I’ve long been a sucker for Brewdog’s beers. Lately it’s been on the back burner a little bit since I find that they’ve gone a bit awry with their pricing. Most ‘one off’ beers that I would like to try were so prohibitively expensive that I just couldn’t bring myself to order them.
Also, I think they’ve done enough experimenting. Well, that’s not entirely true. I like experiments, I like variations of a familiar theme. However, when you start doing Imperial Weizenbock lagered on whisky casks, or hopping the hell out of Belgian style triple your either brilliant (I didn’t like the beers, so not entirely sure on this) or grasping for anything that you haven’t done before (and sometimes with good reason).

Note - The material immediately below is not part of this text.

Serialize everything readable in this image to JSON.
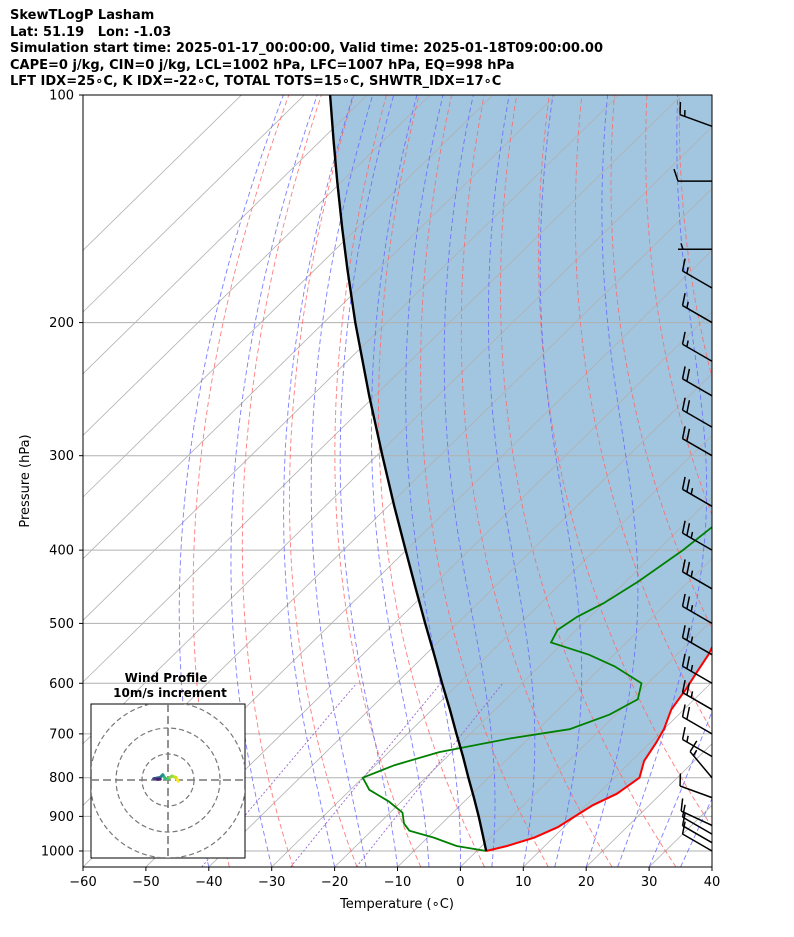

Now, not all is negative. Some of my favorite beers are still from Brewdog. I haven’t had an IPA that topped Punk IPA. Also, when I’m indulging on a beer, I more or less end up buying a Tokyo* every time. And then IF there is a brewery I’m willing to spend more than a couple of euros on a bottle on, it’s Brewdog (or Westvleteren, but that’s another story all together).
Now, Russian Doll. They did IPA is Dead before (different hops to the same beer) and they did a batch of Unleash the Yeast (same beer, different yeast strains). Now there’s Russian Doll. The same beer brewed to different strengths. They increase in strength, which more or less is the same as ‘they increased the malt used to brew the beer’. This results in a Pale Ale, and IPA, a Double IPA and a Barleywine.
This is where I had some alarm bells ringing, since Barleywine and IPA are generally not in the same flavor group. Brewdog informs us that they also adjusted the hops contents to suit the different styles.
More hoppy than I expected, with a noticeable quantity of barley used. Not overly complex but the flavors do come off as ‘green’. Very herbal with barley and hops in this way.
The IPA is the more hoppy and slightly stronger variety. The strength isn’t overly revealing but the hops are on overdrive. It’s gentle but very crisp. The green theme is here too. The hops push back the barley flavors a little bit.
I don’t like Double IPAs. They fall outside the IPA category and are not ballsy enough for Barleywine or Quadruple style beers. I always feel like they want to be two things at once and I’ve never tried one that I really wanted to go back for. Some are okay, but most are just not interesting. This one falls in that category. Okay but not interesting. It’s holding the middle ground between the IPA and the Barleywine.
Lots of barley, and quite some hops too. The barley is gaining ground though. Fairly strong but not a belter at that either. The crispness is gone and it’s slightly cloying.
Now this is a rather big beer. The weight of it is considerably bigger than it was in the previous brews. The flavors too, with the hops being turned down and the malts up this is a totally different beer than all others.
The barleywine has flavors of a mountain of malt. It’s sugary and rich with even bay leaf and beef stew.
While I like the intention of the project, I think they should’ve excluded the Barleywine, or choisen a different kind of beer. The way it’s hopped is so vastly different than the other three brews it just doesn’t make sense anymore.
The first three are rather consistent with increasing levels of richness and alcohol. The style of the beer changes significantly if you double the malt, apparently. I wasn’t overly convinced with the Pale Ale and the India Pale Ale, but the Double corrects the experiment.
The beers are nice, but none are exactly ‘new’. Also, I don’t think I’ll remember them that long either. The best of the bunch is the Barleywine I think. That one displayed the most interesting flavors with the stew thingy going on. Rather herbal, and rich. Lovely stuff, that!
You can get this pack at the better beer shops, like Drinks & Gifts in Krommenie. It’ll set you back some € 14.50.